إِنَّكُمْ سَتَرَوْنَ رَبَّكُمْ يَومَ القِيامَةِ كَمَا تَرَوْنَ القَمَرَ ليلَةَ البَدْرِ لا تَضَامُّونَ فِي رُؤْيَتِهِ ا

Bu hadis-i şerif, dolunay gecesinde ayın görülmesinden şüphe edilmediği gibi kıyamet gününde de Allâh’ın görüldüğünde de şüphe edilmeyeceğini bildiriyor.

Allâh, Mü’minlerin görmelerine bir kuvvet verecek ve böylece onlar Allâh’ı -İmam Ebu Hanife’nin de bildirdiği gibi- yönsüz ve mekansız göreceklerdir. İmam Ebu Hanife (radiyAllâh-u anhu) şöyle demiştir: “Cennet ehlinin, Allâh’ı cihet (yön), teşbih (benzetme) ve keyfiyet olmadan görmeleri haktır.”

Allâh Rasûlü ﷺ zikredilen  hadis-i şerifte, hâşâ ve kellâ Allâh-u Subḥânehu’yu aya benzetmemiştir; zira bizim Allâh’ı görmemizi, hiçbir şüphe olmayacağı bakımından dolunay gecesinde ayı görmemize benzetmiştir.

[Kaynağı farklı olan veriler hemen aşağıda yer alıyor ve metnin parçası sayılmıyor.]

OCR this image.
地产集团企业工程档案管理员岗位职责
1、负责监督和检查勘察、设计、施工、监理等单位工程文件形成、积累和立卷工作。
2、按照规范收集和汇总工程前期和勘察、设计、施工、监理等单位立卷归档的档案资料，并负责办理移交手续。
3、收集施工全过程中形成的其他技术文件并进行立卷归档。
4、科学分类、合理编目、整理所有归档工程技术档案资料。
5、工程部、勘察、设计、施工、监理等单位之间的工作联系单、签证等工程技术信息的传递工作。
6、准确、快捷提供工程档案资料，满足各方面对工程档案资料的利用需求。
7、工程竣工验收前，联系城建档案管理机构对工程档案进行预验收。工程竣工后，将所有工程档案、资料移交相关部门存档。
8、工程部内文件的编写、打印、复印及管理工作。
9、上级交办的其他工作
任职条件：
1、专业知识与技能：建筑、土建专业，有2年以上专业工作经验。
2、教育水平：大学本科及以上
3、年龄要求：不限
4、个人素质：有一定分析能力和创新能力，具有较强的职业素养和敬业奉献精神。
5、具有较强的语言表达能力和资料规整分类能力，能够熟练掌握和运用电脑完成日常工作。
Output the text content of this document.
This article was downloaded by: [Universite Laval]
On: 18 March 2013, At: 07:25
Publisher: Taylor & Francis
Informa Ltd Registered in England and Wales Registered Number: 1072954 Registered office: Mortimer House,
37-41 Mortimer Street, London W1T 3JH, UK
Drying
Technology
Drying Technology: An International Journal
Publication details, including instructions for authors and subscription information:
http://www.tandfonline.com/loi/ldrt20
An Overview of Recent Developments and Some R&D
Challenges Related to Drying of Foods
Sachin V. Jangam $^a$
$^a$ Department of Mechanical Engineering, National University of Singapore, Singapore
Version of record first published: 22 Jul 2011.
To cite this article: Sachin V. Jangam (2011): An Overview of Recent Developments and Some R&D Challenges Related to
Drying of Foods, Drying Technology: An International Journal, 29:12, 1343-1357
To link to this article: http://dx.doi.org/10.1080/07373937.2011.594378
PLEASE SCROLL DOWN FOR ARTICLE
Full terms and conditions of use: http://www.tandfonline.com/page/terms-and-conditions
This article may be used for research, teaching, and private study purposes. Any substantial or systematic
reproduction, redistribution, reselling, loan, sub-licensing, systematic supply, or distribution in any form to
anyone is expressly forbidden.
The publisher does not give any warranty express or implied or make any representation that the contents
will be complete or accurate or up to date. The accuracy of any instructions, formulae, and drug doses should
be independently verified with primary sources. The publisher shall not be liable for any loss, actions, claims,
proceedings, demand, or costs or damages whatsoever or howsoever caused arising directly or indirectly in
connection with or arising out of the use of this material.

Nasıl ki bulutsuz bir dolunay gecesinde ayı gören, gördüğünün ay olduğundan şüpheye düşmezse, Mü’minler Allâh’ı gördüklerinde de gördükleri Allâh mıdır, Allâh  değilmidir diye hiçbir şüpheye düşmeyeceklerdir; çünkü onlar hiçbir şeye benzemeyen Allâh’ı göreceklerdir. İşte hadisin manası budur. Tevhid ilmini öğrenmemiş bir cahil bu hadisi duyduğunda haşa Allâh’ı aya benzetmiştir. İşte bu cahil kişi, Allâh’ın aya benzediğine inandığı için İslâm dininden çıkmıştır; çünkü Allâh’ın ﴿لَيۡسَ كَمِثۡلِهِۦ شَيۡءٞ﴾ (Manası: Allâh hiçbir şeye benzemez.) ayetini yalanlamıştır.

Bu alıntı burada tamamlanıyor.